Harnessing the powerful streams of water present in the oceans to produce energy is a very attractive idea. This energy source is extensive and available around the world. Water streams are not only renewable, but also a reliable force of nature that can continuously produce energy. To tame the power of water is a challenge, both when it comes to the waves at the water’s surface and subsurface currents.

Century-long tests

Back in the late 1800s and early 1900s American engineers tried to capture the power of water streams. The different engines that were tested along Southern California beaches never took off.

Although full-scale plants were built, none performed optimally. The structures did not survive the forces of the sea.

In 2008, the world’s first modern and large scale water power plant was built in Portugal, about 5 km off the coast. The goal was to create energy via wave power, a technology we have written about in the past. Wind power stored in the sea The Portuguese venture was abandoned after a few months because of technical difficulties. The company behind the project is now trying to improve wave power technology in a new project off the coast of Scotland. At the same time, what may be the world’s largest wave power plant is being built off the coast of Lysekil, Sweden. While the technology to get energy from wave power is being developed, another technology that offers hope is to use undersea turbines to harness fast-flowing currents.

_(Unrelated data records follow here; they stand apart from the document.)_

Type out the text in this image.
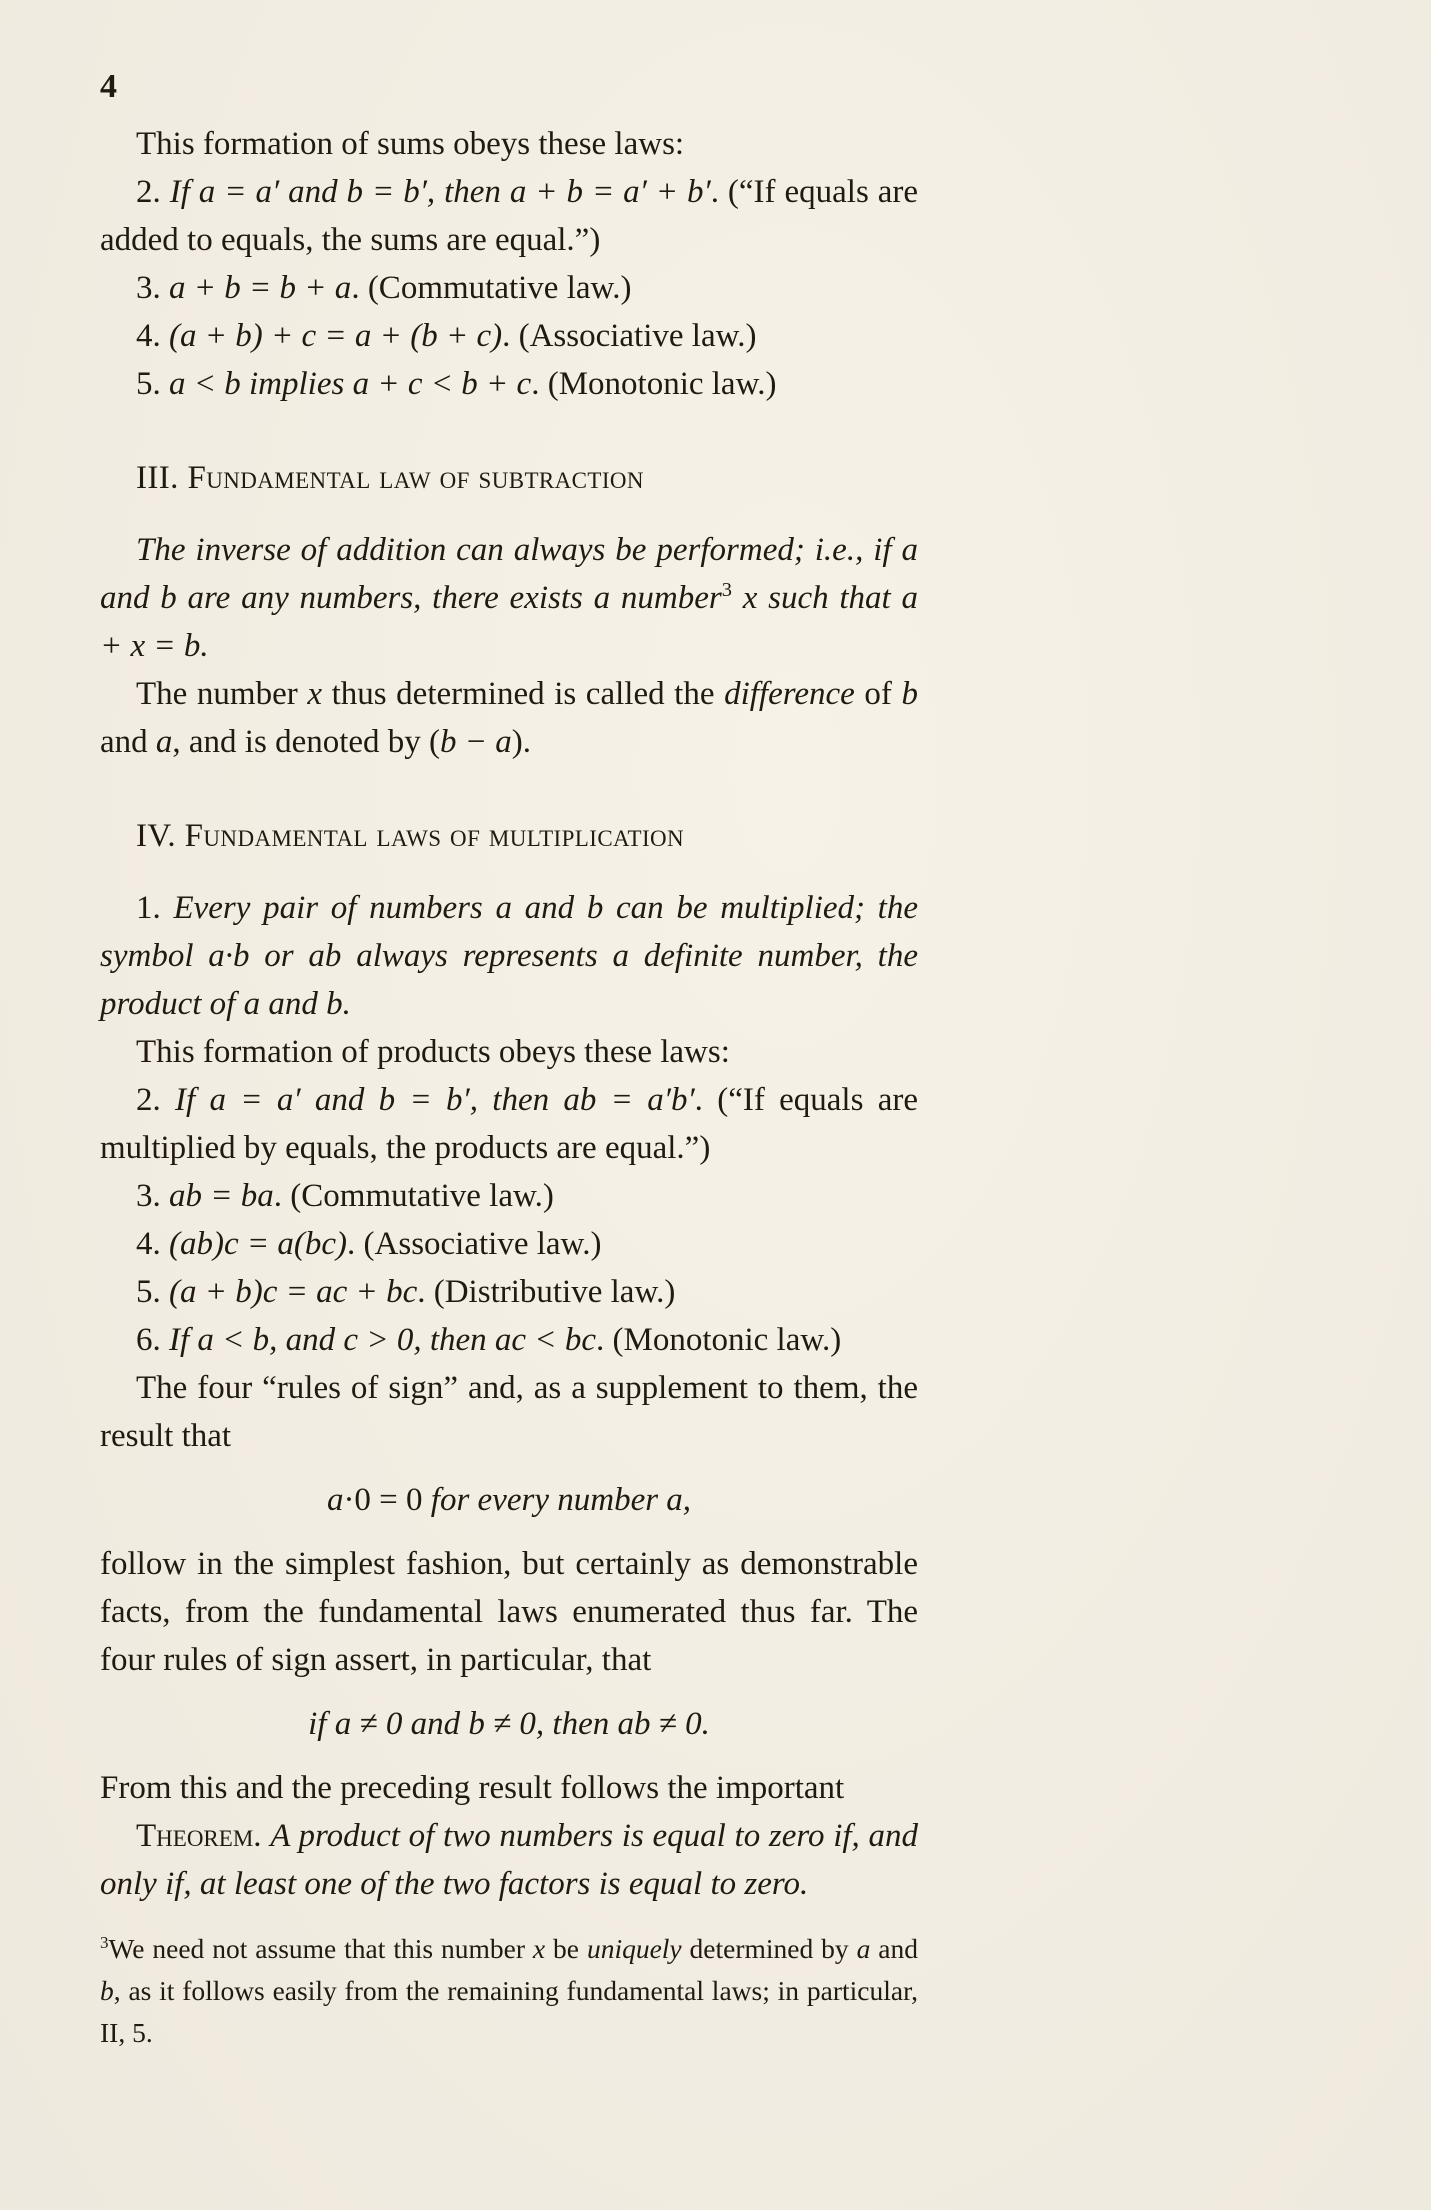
4

This formation of sums obeys these laws:

2. If a = a′ and b = b′, then a + b = a′ + b′. (“If equals are added to equals, the sums are equal.”)

3. a + b = b + a. (Commutative law.)

4. (a + b) + c = a + (b + c). (Associative law.)

5. a < b implies a + c < b + c. (Monotonic law.)

III. Fundamental law of subtraction

The inverse of addition can always be performed; i.e., if a and b are any numbers, there exists a number$^3$ x such that a + x = b.

The number x thus determined is called the difference of b and a, and is denoted by (b − a).

IV. Fundamental laws of multiplication

1. Every pair of numbers a and b can be multiplied; the symbol a·b or ab always represents a definite number, the product of a and b.

This formation of products obeys these laws:

2. If a = a′ and b = b′, then ab = a′b′. (“If equals are multiplied by equals, the products are equal.”)

3. ab = ba. (Commutative law.)

4. (ab)c = a(bc). (Associative law.)

5. (a + b)c = ac + bc. (Distributive law.)

6. If a < b, and c > 0, then ac < bc. (Monotonic law.)

The four “rules of sign” and, as a supplement to them, the result that

a·0 = 0 for every number a,

follow in the simplest fashion, but certainly as demonstrable facts, from the fundamental laws enumerated thus far. The four rules of sign assert, in particular, that

if a ≠ 0 and b ≠ 0, then ab ≠ 0.

From this and the preceding result follows the important

Theorem. A product of two numbers is equal to zero if, and only if, at least one of the two factors is equal to zero.

$^3$We need not assume that this number x be uniquely determined by a and b, as it follows easily from the remaining fundamental laws; in particular, II, 5.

Sea power is huge, both on and below the surface.

Power from underwater currents

The oceans produce large forces. In practice, it should be possible to harness energy from the surface, as in the facility to be built outside Lysekil, and from the seabed, and all depths in between. Facilities on the seabed have the advantage that the plants do not need to float, but can be built on solid undersea bedrock. The technology can, in simplified terms, be compared to wind turbines built on the seabed. One advantage of building plants on the bottom of the oceans is that water has a higher density than air. Even though water flows slower than air, it can generate more power. But there are challenges, both when it comes to building power plants underwater, and to avoid the destruction of equipment by violent ocean forces.

A Scottish technique

Scotland is on the forefront of harnessing undersea energy.

Scottish Power has already carried out preliminary tests of wave energy by lowering a giant underwater turbine in the fast-flowing coastal waters off Orkney. The single turbine generated one megawatt of electricity, enough to power about 500 households.

In June 2012, the company announced that a set of turbines would be located off the west coast of Scotland. And in Norway, and in other parts of the UK, there are attempts to produce electricity from underwater currents. The promised investment from Scottish Power will probably be the biggest in the world, where the target is to produce electricity for 5,000 households. It remains to be seen whether the efforts currently underway on wave energy at the surface or below it will bear fruit or not. But the potential is certainly there. The technique takes a long time to develop due to the enormous stresses for structures in the oceans. Moreover, the technology available today, for understandable reasons, has been more focused on building on land than at sea. Once the technical solutions to renewable power from the seas become available, there is vast potential for them to spread to many coastal countries in the world.